The New Testament reaffirms the ideas of holiness found in Judaism. God, temple, and the law are all holy. The physical temple is deemphasized because Gentile Christians had moved away from the practice of Judaism and because the temple was destroyed in A.D. 70, but the temple occurs as a metaphor Christian holiness (1 Corinthians 3:17, 6:19). God is addressed “Holy Father” by Jesus (John 17:11), praised in heaven by the threefold “holy” of Isaiah (Isaiah 6:3; Revelation 4:6-10), and addressed by the petition of the Lord’s Prayer, “Hallowed be Your name” (Matthew 6:9; Luke 11:12).

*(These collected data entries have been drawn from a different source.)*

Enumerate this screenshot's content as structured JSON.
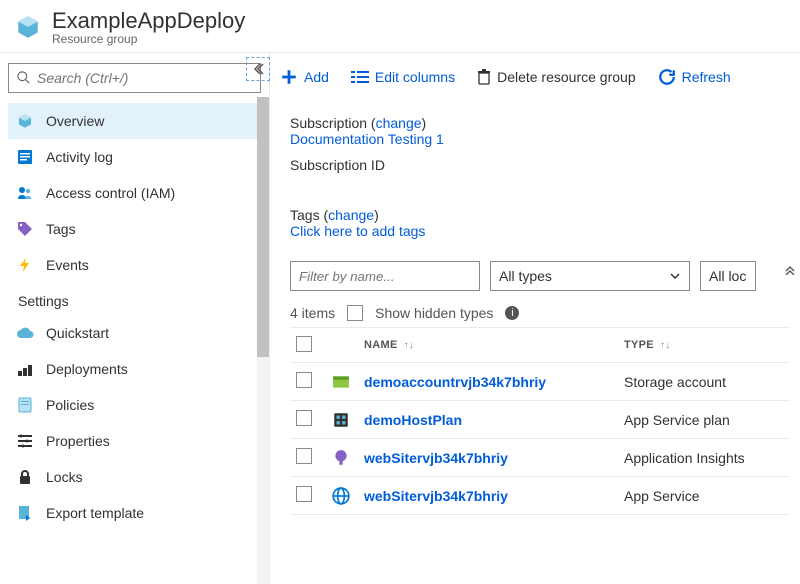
{
  "header": {
    "title": "ExampleAppDeploy",
    "subtitle": "Resource group"
  },
  "search": {
    "placeholder": "Search (Ctrl+/)"
  },
  "nav": {
    "items": [
      {
        "label": "Overview"
      },
      {
        "label": "Activity log"
      },
      {
        "label": "Access control (IAM)"
      },
      {
        "label": "Tags"
      },
      {
        "label": "Events"
      }
    ],
    "settings_heading": "Settings",
    "settings": [
      {
        "label": "Quickstart"
      },
      {
        "label": "Deployments"
      },
      {
        "label": "Policies"
      },
      {
        "label": "Properties"
      },
      {
        "label": "Locks"
      },
      {
        "label": "Export template"
      }
    ]
  },
  "toolbar": {
    "add": "Add",
    "edit_columns": "Edit columns",
    "delete": "Delete resource group",
    "refresh": "Refresh"
  },
  "details": {
    "subscription_label": "Subscription",
    "change": "change",
    "subscription_name": "Documentation Testing 1",
    "subscription_id_label": "Subscription ID",
    "tags_label": "Tags",
    "tags_add": "Click here to add tags"
  },
  "filters": {
    "by_name_placeholder": "Filter by name...",
    "all_types": "All types",
    "all_locations": "All loc"
  },
  "list": {
    "count": "4 items",
    "show_hidden": "Show hidden types",
    "col_name": "NAME",
    "col_type": "TYPE",
    "rows": [
      {
        "name": "demoaccountrvjb34k7bhriy",
        "type": "Storage account"
      },
      {
        "name": "demoHostPlan",
        "type": "App Service plan"
      },
      {
        "name": "webSitervjb34k7bhriy",
        "type": "Application Insights"
      },
      {
        "name": "webSitervjb34k7bhriy",
        "type": "App Service"
      }
    ]
  }
}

God has always used His people to proclaim His mighty deeds and serving grace. The nation of Israel was to declare the goodness of God to the Gentiles so that they might enter into covenant with God. The book of Isaiah is filled with declarations regards the salvation of the Gentiles (Isaiah 11:10; 42:6; 49:6; 60:11).
It was not until the advent of the church that the good news of God’s salvation in Christ was being proclaimed widely in the world. Jesus commands His people to go into all the world and preach the gospel (Marks 16:15). It is through “the foolishness of the message preached” (1 Corinthians 1:21) that people are drawn to faith in Jesus Christ. Salvation is of God, but He uses His people as the means by which He saves sins.